Halfway 2018: who won? And who cut a loss?
Halfway through 2018, the Sydney property market has seen a shake up. We’ve had ups. And we’ve had downs too.
No one likes to talk about the elephant in the room so let’s get that out of the way early. Last month, major banks were tipping the Sydney and Melbourne markets to shave 10%. Those predictions are now for small dips to continue in 2018, and a touch more, or flatter, next year.
But for those making moves now, price corrections are old news.
Since late last year, vendor price appraisals have included the message: ‘this was your expected price six months ago… and this is your price now.’ Competition made way for levelheadedness some time ago.
Without drawing a map, there are plenty of examples.
Prices come down
At the start of the year we saw an Alexandria warehouse pad sell for around $1.7 million. It was bought a year earlier for $1.6 million. When you consider fees and holding costs, that’s a break-even transaction. It would be tough to find one of those in the previous five years.
An identical apartment bought for $1.7 around the same time, is now on market asking $1.6 million – a $100,000 dip before costs.
Recently a 2017 purchase of $2.8 million hit the market in Balmain for much less. At the auction we heard one neighbour mutter, “Prices haven’t come off that far, have they?” Moments later it sold for $2.45 million – a $500,000 haircut with costs factored in.
At the same time, the famous blue-chip Wharf Road was also pulling back. Considered the best street on the Balmain Peninsula, one particular residence sold for around $2.6 million last year. This year, it was on-sold for $2.4 million.
Speaking to the vendors after auction, they said they wanted it gone and were happy to move it on, especially after trying to sell last December without any bidders.
The ‘untouchable’ city fringe can also throw surprises. A house in Forest Lodge recently sold for $1.8 million. It was bought for $2.1 million 11 months earlier with bidders fighting for it.

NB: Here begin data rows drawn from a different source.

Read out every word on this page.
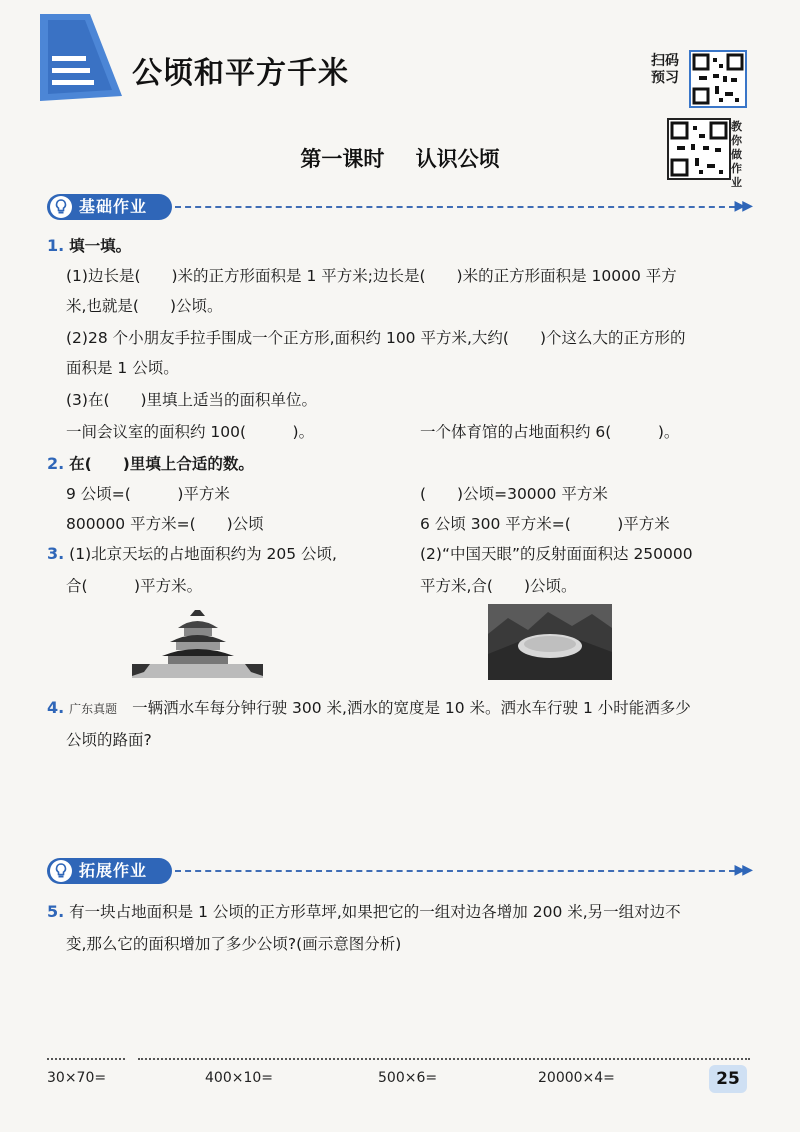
公顷和平方千米	扫码预习
教你做作业
第一课时 认识公顷
基础作业	▶▶
1. 填一填。
(1)边长是(　　)米的正方形面积是 1 平方米;边长是(　　)米的正方形面积是 10000 平方
米,也就是(　　)公顷。
(2)28 个小朋友手拉手围成一个正方形,面积约 100 平方米,大约(　　)个这么大的正方形的
面积是 1 公顷。
(3)在(　　)里填上适当的面积单位。
一间会议室的面积约 100(　　　)。	一个体育馆的占地面积约 6(　　　)。
2. 在(　　)里填上合适的数。
9 公顷=(　　　)平方米	(　　)公顷=30000 平方米
800000 平方米=(　　)公顷	6 公顷 300 平方米=(　　　)平方米
3. (1)北京天坛的占地面积约为 205 公顷,
合(　　　)平方米。
(2)“中国天眼”的反射面面积达 250000
平方米,合(　　)公顷。
4. 广东真题 一辆洒水车每分钟行驶 300 米,洒水的宽度是 10 米。洒水车行驶 1 小时能洒多少
公顷的路面?
拓展作业	▶▶
5. 有一块占地面积是 1 公顷的正方形草坪,如果把它的一组对边各增加 200 米,另一组对边不
变,那么它的面积增加了多少公顷?(画示意图分析)
30×70=	400×10=	500×6=	20000×4=	25
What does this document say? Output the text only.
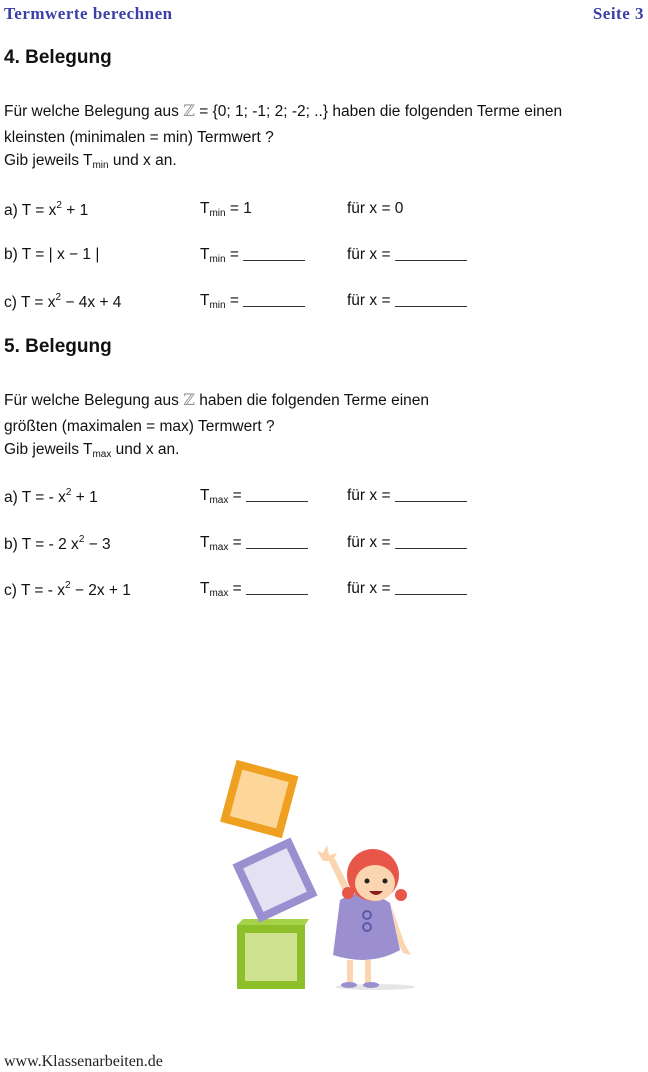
Termwerte berechnen	Seite 3
4. Belegung
Für welche Belegung aus ℤ = {0; 1; -1; 2; -2; ..} haben die folgenden Terme einen
kleinsten (minimalen = min) Termwert ?
Gib jeweils $T_{min}$ und x an.
a) $T = x^2 + 1$	$T_{min} = 1$	für x = 0
b) T = | x − 1 |	$T_{min}$ =	für x =
c) $T = x^2 - 4x + 4$	$T_{min}$ =	für x =
5. Belegung
Für welche Belegung aus ℤ haben die folgenden Terme einen
größten (maximalen = max) Termwert ?
Gib jeweils $T_{max}$ und x an.
a) T = - $x^2 + 1$	$T_{max}$ =	für x =
b) T = - 2 $x^2 - 3$	$T_{max}$ =	für x =
c) T = - $x^2 - 2x + 1$	$T_{max}$ =	für x =
www.Klassenarbeiten.de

Despite what the headlines have told us along the way, Sydney isn’t always a sure thing. But amid the dips, an array of buyer appetite has propped up 2018 sales.
People = prices
Balmain has also been home to our most popular and most clicked-on properties. A futuristic cottage renovation, that one sold for $2.3 million after being marketed for $2.2 million. Buyers were keen on its nothing-to-spend frills.
The same happened in Perry Street, Marrickville where local buyers were wary about spending more than $1.15 on a townhouse. But when some Eastern Suburbs’ buyers were introduced to the property the parties brought different opinions on value, offering $1.25m.

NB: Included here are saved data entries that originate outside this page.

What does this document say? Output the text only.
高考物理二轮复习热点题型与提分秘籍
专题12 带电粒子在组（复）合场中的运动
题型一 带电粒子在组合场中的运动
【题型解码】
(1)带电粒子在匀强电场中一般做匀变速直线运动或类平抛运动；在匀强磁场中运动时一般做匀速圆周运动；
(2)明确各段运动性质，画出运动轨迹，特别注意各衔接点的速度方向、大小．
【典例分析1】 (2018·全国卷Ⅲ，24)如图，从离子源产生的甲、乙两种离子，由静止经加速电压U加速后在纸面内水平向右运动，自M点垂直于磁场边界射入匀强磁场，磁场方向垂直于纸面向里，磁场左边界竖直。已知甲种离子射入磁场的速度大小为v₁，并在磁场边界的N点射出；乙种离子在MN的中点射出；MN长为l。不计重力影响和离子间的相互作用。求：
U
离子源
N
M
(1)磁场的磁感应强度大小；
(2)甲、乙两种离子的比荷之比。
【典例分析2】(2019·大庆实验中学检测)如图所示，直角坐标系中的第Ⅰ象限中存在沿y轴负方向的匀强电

Rather than comparing offerings in the same street, these cross-town buyers still bring wider viewpoints around ‘value’, even in cooler markets.
The power of good design
With clusters of cookie-cutter apartments, Pyrmont is difficult in tough times. Yet a more unique warehouse apartment in Harris Street’s ‘M Central’ delivered a fiery auction for 2018 standards. With six registered bidders, it was one of our only properties with multiple buyers at exactly the same level.
Two of the under-bidders both went on to buy two other units in the block, spurred on with the interest seen that day. A coup for design.
Architect Alec Tzannes saw the notions of ‘good design’ tested further. He bought an architect-devised (by him) home last year for $3.66 million. Four months later, he sold it for $300,000 more.
“Even though we were presented evidence of the market cooling, I strongly believe that good products will stand the test of time,” he said. “I’d like to think this is an example of the marketing… of the market being made aware of the types of qualities a house has so that when buyers are looking they can see the difference.”
Other windows of opportunity
More examples of solid prices do still exist. In Hornsey Street, Rozelle, a one-bedroom apartment, sold in 14 days for $610,000. Another sale in the same building during fetched $581,000 elsewhere last year, (in a better market). The presentation/styling/creative got attention here, quickening the sale and fetching $29,000 more in seven months.
Another one you’d attribute to people’s connection with marketing was in Grove Street Dulwich Hill. It was listed elsewhere for three months and failed to find a buyer. When it was presented via our off-market platform it sold in one week. Perhaps informed buyers make faster choices, and less marketing is more.
One-buyer auctions have been rife, happening to this poolside home in Pidcock Street, Camperdown. A buyer who followed the entire campaign didn’t register. Another bidder didn’t partake. And the only remaining bidder had seen the home three days before auction. It still sold for $2.5 million.
Other unique homes have still got hearts racing. A Spanish Mission-style terrace in Paddington sold for $4.5 million – $750,000 above a well-considered reserve. Even at that price point, the individuality (250sqm block and an 11.7m frontage) was enough to draw out seven registrations and three active bidders.
Then again, a freestanding residence on 316sqm in Randwick was pretty distinctive, yet buyers were hard to impress. What would have sold for between $2.5 and $2.7 million last year saw multiple price adjustments before being withdrawn from the sale. A day later it sold for $2.31 million.
That one had around 100 groups view the home, and plenty of follow-up inspections. Inexplicable.
It’s a jungle out there, set to bewilder us. And we’re only halfway in.